Planar Misclosures for Each Observation Set with Factory, Set and Averaged Calibration Parameters.
| Factory Calibration | Set Calibration | Averaged Calibration |
---|
| Min (m) | Max (m) | RMSE (m) | Min (m) | Max (m) | RMSE (m) | Min (m) | Max (m) | RMSE (m) |
Laser 1–Set 1 | −0.170 | 0.123 | 0.025 | −0.061 | 0.060 | 0.015 | −0.076 | 0.075 | 0.019 |
Laser 1–Set 2 | −0.135 | 0.181 | 0.029 | −0.051 | 0.051 | 0.013 | −0.076 | 0.074 | 0.019 |
Laser 2–Set 1 | −0.184 | 0.170 | 0.026 | −0.052 | 0.052 | 0.013 | −0.079 | 0.081 | 0.020 |
Laser 2–Set 2 | −0.160 | 0.224 | 0.028 | −0.048 | 0.048 | 0.012 | −0.080 | 0.081 | 0.021 |
9. Summary and Future Work
The analysis contained herein is built upon the initial static calibration analysis of the HDL 64E S2 which was reported in [
5]. First, the mathematical model of the Velodyne scanner was examined in more detail. Global misalignment terms, which represent deviations of the horizontal encoder from the vertical axis of scanning, were included. It was found that for the instruments examined in this study the misalignment is marginally significant, but should be monitored for additional scanner calibration computations before general conclusion about their inclusion in the mathematical model can be drawn. The horizontal and vertical offset parameters were shown to be very highly correlated with the horizontal and vertical angular offsets for the scanner, and they do not appear observable in any contrived static calibration observation scenario. It was therefore recommended that the manufacturer values for these parameters be treated as fixed.

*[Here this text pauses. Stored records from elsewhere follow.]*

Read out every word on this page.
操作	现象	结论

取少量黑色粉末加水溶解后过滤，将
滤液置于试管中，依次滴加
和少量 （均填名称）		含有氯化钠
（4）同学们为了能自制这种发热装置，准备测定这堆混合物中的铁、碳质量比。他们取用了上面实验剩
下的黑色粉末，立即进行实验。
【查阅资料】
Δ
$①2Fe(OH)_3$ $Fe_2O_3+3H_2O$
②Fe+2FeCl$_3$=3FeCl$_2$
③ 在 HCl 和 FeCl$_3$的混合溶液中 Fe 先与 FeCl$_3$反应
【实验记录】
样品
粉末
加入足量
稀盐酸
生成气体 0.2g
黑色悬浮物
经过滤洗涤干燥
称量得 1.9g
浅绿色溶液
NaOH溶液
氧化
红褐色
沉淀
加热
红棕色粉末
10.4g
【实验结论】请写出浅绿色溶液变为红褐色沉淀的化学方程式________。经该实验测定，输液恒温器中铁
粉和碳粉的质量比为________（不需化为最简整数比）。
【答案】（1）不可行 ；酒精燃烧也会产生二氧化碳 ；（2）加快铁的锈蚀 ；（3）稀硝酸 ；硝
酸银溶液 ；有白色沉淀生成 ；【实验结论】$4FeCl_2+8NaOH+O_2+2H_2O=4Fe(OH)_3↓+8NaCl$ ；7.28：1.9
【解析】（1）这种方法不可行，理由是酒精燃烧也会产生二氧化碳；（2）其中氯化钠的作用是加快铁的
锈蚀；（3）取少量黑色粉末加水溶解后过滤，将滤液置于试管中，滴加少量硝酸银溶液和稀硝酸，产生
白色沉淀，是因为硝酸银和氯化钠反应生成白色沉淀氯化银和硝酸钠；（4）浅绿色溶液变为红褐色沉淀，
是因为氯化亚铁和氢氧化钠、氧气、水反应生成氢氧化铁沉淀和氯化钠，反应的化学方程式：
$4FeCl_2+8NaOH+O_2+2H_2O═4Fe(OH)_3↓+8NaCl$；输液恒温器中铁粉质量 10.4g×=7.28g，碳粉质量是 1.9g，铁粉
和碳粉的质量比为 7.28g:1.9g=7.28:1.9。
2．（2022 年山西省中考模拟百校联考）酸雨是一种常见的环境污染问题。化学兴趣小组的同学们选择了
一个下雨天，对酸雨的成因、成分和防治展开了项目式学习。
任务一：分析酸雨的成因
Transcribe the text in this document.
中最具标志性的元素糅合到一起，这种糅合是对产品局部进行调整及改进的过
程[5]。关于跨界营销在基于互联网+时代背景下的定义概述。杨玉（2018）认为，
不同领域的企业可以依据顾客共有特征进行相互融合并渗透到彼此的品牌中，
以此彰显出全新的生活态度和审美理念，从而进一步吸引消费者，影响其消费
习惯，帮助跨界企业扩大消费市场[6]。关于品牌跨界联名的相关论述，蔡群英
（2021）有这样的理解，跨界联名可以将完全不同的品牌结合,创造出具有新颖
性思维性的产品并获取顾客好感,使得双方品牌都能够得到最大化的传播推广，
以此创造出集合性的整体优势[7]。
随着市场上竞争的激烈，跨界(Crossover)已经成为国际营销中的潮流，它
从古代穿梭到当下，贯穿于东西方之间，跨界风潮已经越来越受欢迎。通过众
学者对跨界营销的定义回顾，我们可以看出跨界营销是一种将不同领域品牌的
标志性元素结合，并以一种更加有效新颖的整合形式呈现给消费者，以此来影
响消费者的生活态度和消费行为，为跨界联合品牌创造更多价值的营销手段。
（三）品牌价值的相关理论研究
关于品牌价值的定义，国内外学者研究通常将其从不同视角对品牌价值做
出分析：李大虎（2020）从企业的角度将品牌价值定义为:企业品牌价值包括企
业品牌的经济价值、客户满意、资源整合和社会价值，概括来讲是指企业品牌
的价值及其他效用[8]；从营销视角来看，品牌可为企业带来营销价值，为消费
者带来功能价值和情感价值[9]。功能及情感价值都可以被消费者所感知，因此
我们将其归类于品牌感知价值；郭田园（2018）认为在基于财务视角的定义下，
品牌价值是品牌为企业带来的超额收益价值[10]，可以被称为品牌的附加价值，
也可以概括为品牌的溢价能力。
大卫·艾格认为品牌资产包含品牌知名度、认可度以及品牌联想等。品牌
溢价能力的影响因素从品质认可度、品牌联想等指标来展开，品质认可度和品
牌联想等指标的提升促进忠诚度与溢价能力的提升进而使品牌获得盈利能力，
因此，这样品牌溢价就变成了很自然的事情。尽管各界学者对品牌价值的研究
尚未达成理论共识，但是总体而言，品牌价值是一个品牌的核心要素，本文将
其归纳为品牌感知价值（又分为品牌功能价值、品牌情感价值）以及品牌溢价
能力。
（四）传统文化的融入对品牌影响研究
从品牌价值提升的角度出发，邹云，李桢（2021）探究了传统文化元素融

Finally, the temporal stability of the scanner was examined by collecting observations with two separate HDL-64E S2 laser scanners, each with two observational data sets collected at two different epochs. For both scanners, the temporal agreement of the horizontal angle offset was at or near the quantization level of the encoder, however the vertical angle offset, distance offset and distance scale factor showed temporal differences that were larger than expected. Currently, we believe this is due to long term variability in the range measurements from the individual laser scanners, especially during their initial switch-on warm up period. However, despite this, an averaged (temporally) calibration set still showed a 25% or greater improvement in overall 3D planar misclosure over the factory determined calibration parameters. The final 3D accuracy of the observed point clouds was estimated to be 2.0 cm.
There are still some small additional temporal variations present in the point clouds whose root cause has yet to be identified, however the improvement in overall accuracy by removing these variations is not expected to be significant (perhaps 5 mm RMSE). As a final step, the authors plan to examine kinematic data collected with the Velodyne scanner and a navigation grade GNSS/INS unit to determine overall accuracy of the scanner for integrated high accuracy mobile mapping applications.